Wall Street Beragam: S&P 500 dan Dow Jones Rontok di Tengah Eskalasi Perang AS vs Iran

Wall Street Beragam: S&P 500 dan Dow Jones Rontok di Tengah Eskalasi Perang AS vs Iran

Ekonomi | idxchannel | Kamis, 12 Maret 2026 - 06:34
share

IDXChannel - Bursa saham Amerika Serikat (AS), Wall Street, ditutup melemah pada Rabu (11/3/2026) waktu setempat. Para investor sebagian besar mengabaikan laporan inflasi yang stabil, melainkan lebih fokus pada meningkatnya permusuhan dan dampak yang semakin besar terkait perang AS-Israel terhadap Iran.

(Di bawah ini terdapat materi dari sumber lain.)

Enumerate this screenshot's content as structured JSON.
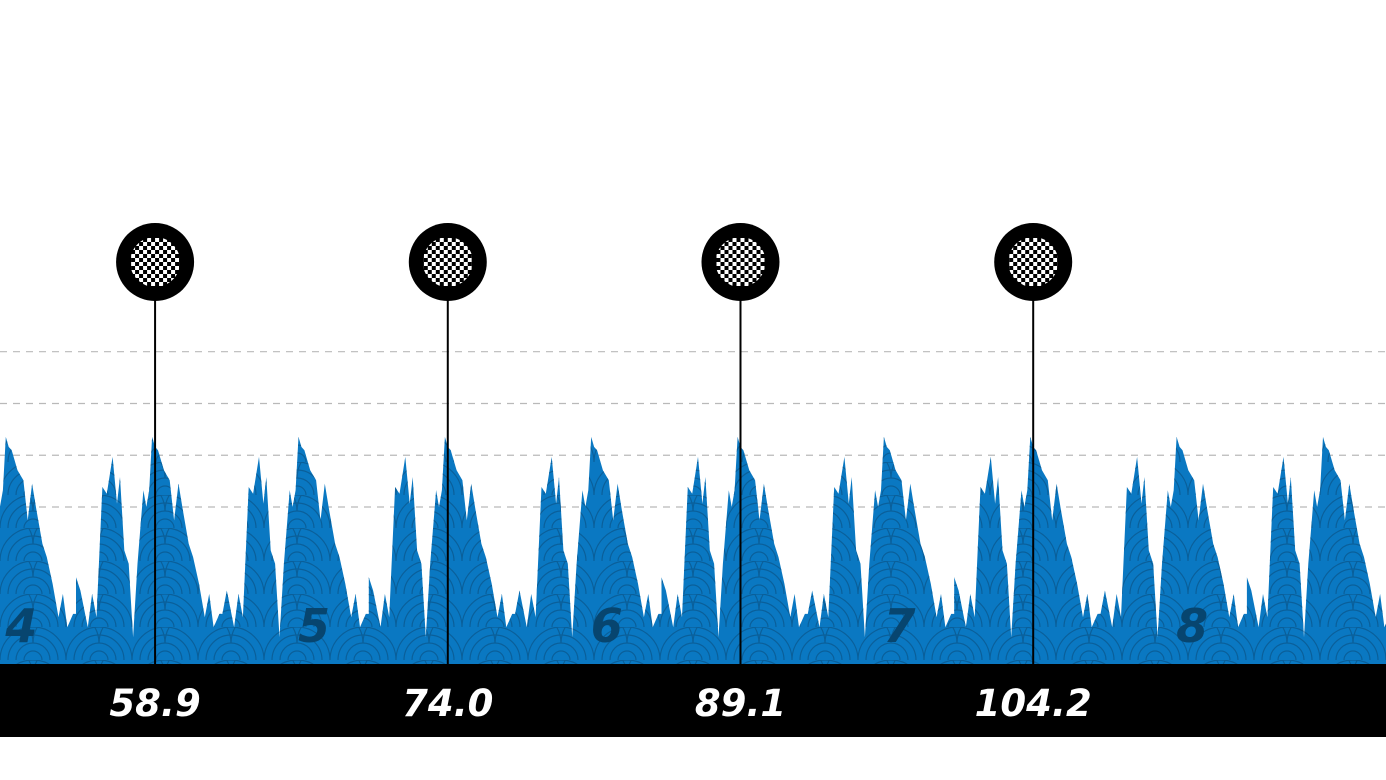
{
  "chart_data": {
    "type": "area",
    "title": "",
    "xlabel": "",
    "ylabel": "",
    "x_range_km": [
      50.9,
      122.4
    ],
    "lap_length_km": 15.1,
    "profile_rel": [
      [
        0.0,
        0.26
      ],
      [
        0.015,
        0.22
      ],
      [
        0.04,
        0.11
      ],
      [
        0.055,
        0.21
      ],
      [
        0.07,
        0.14
      ],
      [
        0.09,
        0.53
      ],
      [
        0.105,
        0.51
      ],
      [
        0.125,
        0.62
      ],
      [
        0.14,
        0.48
      ],
      [
        0.15,
        0.56
      ],
      [
        0.165,
        0.34
      ],
      [
        0.18,
        0.3
      ],
      [
        0.195,
        0.08
      ],
      [
        0.21,
        0.3
      ],
      [
        0.23,
        0.52
      ],
      [
        0.24,
        0.47
      ],
      [
        0.25,
        0.52
      ],
      [
        0.26,
        0.68
      ],
      [
        0.27,
        0.65
      ],
      [
        0.28,
        0.64
      ],
      [
        0.3,
        0.58
      ],
      [
        0.32,
        0.55
      ],
      [
        0.335,
        0.43
      ],
      [
        0.35,
        0.54
      ],
      [
        0.365,
        0.46
      ],
      [
        0.385,
        0.36
      ],
      [
        0.4,
        0.32
      ],
      [
        0.42,
        0.24
      ],
      [
        0.44,
        0.14
      ],
      [
        0.455,
        0.21
      ],
      [
        0.47,
        0.11
      ],
      [
        0.49,
        0.15
      ],
      [
        0.5,
        0.15
      ]
    ],
    "elevation_gridlines": 4,
    "climb_markers": [
      {
        "km": 58.9,
        "label": "58.9"
      },
      {
        "km": 74.0,
        "label": "74.0"
      },
      {
        "km": 89.1,
        "label": "89.1"
      },
      {
        "km": 104.2,
        "label": "104.2"
      }
    ],
    "lap_labels": [
      {
        "km": 52.0,
        "label": "4"
      },
      {
        "km": 67.1,
        "label": "5"
      },
      {
        "km": 82.2,
        "label": "6"
      },
      {
        "km": 97.3,
        "label": "7"
      },
      {
        "km": 112.4,
        "label": "8"
      }
    ],
    "colors": {
      "area": "#0a78c2",
      "area_pattern": "#0a5f9a",
      "lap_number": "#07456f",
      "bar": "#000000",
      "bar_text": "#ffffff",
      "grid": "#b9b9b9",
      "marker_line": "#000000"
    },
    "marker_icon": "checkered-flag-icon"
  }
}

Dilansir dari Reuters, Kamis (12/3/2026), Indeks Dow Jones Industrial Average turun 289,24 poin atau 0,61 persen menjadi 47.417,27, S&P 500 melemah 5,68 poin atau 0,08 persen menjadi 6.775,80, dan Nasdaq Composite menguat 19,03 poin atau 0,08 persen menjadi 22.716,14.

Perdagangan saham bergejolak sepanjang sesi karena investor terjebak dalam tarik-menarik terkait kekhawatiran pasokan minyak. Iran terus menyerang kapal-kapal di Selat Hormuz yang diblokade.

Namun, Organisasi Negara-Negara Pengekspor Minyak Bumi (OPEC) meyakinkan pasar bahwa Arab Saudi telah meningkatkan produksi dan Badan Energi Internasional (IEA) setuju untuk melepaskan 400 juta barel minyak dari cadangan strategisnya.

Dow Jones mencatat penurunan persentase paling tajam di antara tiga indeks ekuitas utama AS, sementara produsen chip mengangkat Nasdaq yang didominasi teknologi ke kenaikan tipis di akhir sesi.

Indeks Harga Konsumen (CPI) Departemen Tenaga Kerja menunjukkan inflasi tetap moderat bulan lalu, sesuai dengan ekspektasi analis.

Pertumbuhan CPI tahunan sekarang berada dalam setengah poin persentase dari target 2 persen Federal Reserve AS. Namun, pasar mengabaikan laporan tersebut, karena laporan itu muncul sebelum perang melawan Iran, yang telah menyebabkan harga minyak mentah melonjak dan dapat memicu inflasi.

Kekhawatiran inflasi meningkat setelah komando militer Iran mengatakan dunia harus bersiap untuk harga minyak mentah mencapai USD200 per barel, lebih dari dua kali lipat level saat ini.

Selain itu, The Fed secara luas diperkirakan akan menahan suku bunga acuannya pada pertemuan selanjutnya, di mana para pembuat kebijakan kemungkinan akan mempertimbangkan kemungkinan lonjakan harga terhadap tanda-tanda melemahnya pasar kerja, kombinasi yang menimbulkan kekhawatiran akan potensi stagflasi.

“Saya pikir mereka mungkin lebih khawatir tentang lapangan kerja daripada inflasi saat ini, terlepas dari lonjakan harga minyak,” ujar Kepala Eksekutif di Horizon Investment Services di Hammond, Indiana, Chuck Carlson.

Di antara 11 sektor utama S&P 500, sektor barang konsumsi pokok mencatat penurunan persentase terbesar, sementara sektor energi menjadi sektor yang berkinerja terbaik, naik 2,5 persen karena kenaikan harga minyak mentah.

Kontrak berjangka minyak mentah WTI dan Brent bulan depan masing-masing ditutup naik 4,6 persen dan 4,8 persen.

Di Nasdaq, 1.960 saham naik dan 2.696 saham turun karena jumlah saham yang turun melebihi jumlah saham yang naik dengan rasio 1,38 banding 1.

Indeks S&P 500 mencatat dua rekor tertinggi baru dalam 52 minggu dan 13 rekor terendah baru, sementara Nasdaq Composite mencatat 44 rekor tertinggi baru dan 112 rekor terendah baru.

Volume perdagangan di bursa AS adalah 17,79 miliar saham, dibandingkan dengan rata-rata 20,09 miliar saham untuk sesi penuh selama 20 hari perdagangan terakhir.